By understanding both the magnitude and direction of the movement of the structure, legal and medical professionals can make better informed judgements as to the movement of the head and body during the incident, and therefore understand the likelihood of injuries and symptoms related to said movement. For example, a lateral contact would result in a lateral movement of the head from the body, whilst an anterior or posterior contact would result in a posterior or anterior movement of the head from the body, respectively.

Whilst data from a telematics box could be used for the purpose of understanding the movement of the internal structures of the vehicle cabin, this method would not give an accurate measurement of any internal structures other than that onto which it is attached. Whilst the device may give a holistic description of the magnitude and direction of the movement of the vehicle in the event of an external force, it would not be able to provide information as to the movements of the individual structures and occupants of the vehicle. In particular, if an incident occurs that causes the rotation of the vehicle, as will happen unless the external force is applied parallel or perpendicular to the direction of travel, the accelerations and forces experienced by the internal structure and occupants will differ in different areas of the car.

Claims (18)

1. A device for measuring and recording forces and /or movements experienced by interior fittings and/or passengers in a vehicle when the vehicle is in use comprising:

at least one sensor for measuring acceleration metrics in one or more directions;

a power source;

and a recording/memory device for recording and storing measured accelerometer metrics, wherein said device will record said metrics up to, after and during the moment of an impact event.

2. A device according to claim 1 wherein said sensor and said recording/memory device are incorporated in a common housing.

3. A device according to claim 1, wherein said sensor and said recording device are in separate housings.

4 A device according to claim 3 wherein said sensor and said recording device communicate via wireless technology.

5. A device according to claim 4, wherein said recording device is an application on a mobile electronic device.

6. A device according to any preceding claim wherein said at least one sensor is an accelerometer.

7. A device according to any preceding claim wherein the acceleration metrics are measured continuously.

8. A device according to any of claims 1 to 6 wherein said acceleration metrics are measured at known time intervals.

9.

A device according to claim 8 wherein said time interval is between Ims-lOs.

10. A device according to any preceding claim wherein said recording/memory device further comprises timing means for providing a time stamp for the recorded data.

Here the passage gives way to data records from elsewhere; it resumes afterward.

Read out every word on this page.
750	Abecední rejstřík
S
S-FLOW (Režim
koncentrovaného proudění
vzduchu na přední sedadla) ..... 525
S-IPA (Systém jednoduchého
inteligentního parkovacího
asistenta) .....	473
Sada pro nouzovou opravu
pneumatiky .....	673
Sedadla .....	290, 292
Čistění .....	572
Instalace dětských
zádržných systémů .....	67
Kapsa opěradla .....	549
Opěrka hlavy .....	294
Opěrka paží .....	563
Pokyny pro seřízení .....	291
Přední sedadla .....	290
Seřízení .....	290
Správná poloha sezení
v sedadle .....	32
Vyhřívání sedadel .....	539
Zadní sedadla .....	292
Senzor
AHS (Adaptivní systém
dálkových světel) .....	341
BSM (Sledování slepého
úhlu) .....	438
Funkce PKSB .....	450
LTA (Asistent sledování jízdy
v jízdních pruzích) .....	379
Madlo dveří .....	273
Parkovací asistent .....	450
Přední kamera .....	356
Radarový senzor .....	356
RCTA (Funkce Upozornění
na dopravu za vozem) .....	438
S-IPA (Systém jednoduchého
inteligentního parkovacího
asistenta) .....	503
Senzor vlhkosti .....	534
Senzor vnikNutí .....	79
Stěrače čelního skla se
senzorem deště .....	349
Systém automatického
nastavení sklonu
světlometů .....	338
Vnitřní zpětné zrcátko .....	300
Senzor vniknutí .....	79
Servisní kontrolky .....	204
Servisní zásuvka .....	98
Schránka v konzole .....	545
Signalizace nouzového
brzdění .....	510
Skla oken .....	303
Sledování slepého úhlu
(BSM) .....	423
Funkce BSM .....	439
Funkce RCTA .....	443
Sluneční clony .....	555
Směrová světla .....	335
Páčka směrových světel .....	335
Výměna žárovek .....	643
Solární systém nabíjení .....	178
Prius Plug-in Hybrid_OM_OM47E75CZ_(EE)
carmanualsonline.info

11. A device according to any preceding claim wherein the acceleration metrics comprise one or more of acceleration, deceleration, or a derivative or integral of the acceleration or deceleration.

12. A device according to any preceding claim wherein the acceleration metric has magnitude and direction.

13. A device according to claim 12 wherein the direction is expressed in Cartesian or polar coordinates.

14. A device according to any preceding claim wherein said power source is a power source within said vehicle.

15. A device according to any of claims 1 to 13 wherein said power source is a battery

16. A device according to any preceding claim wherein said device is positioned within the cabin of the vehicle.

17. A device according to claim 16 wherein the device is incorporated into a seat in the vehicle.

18. A device according claim 16 wherein the device is placed on, placed within, or attached to, a seat in the vehicle.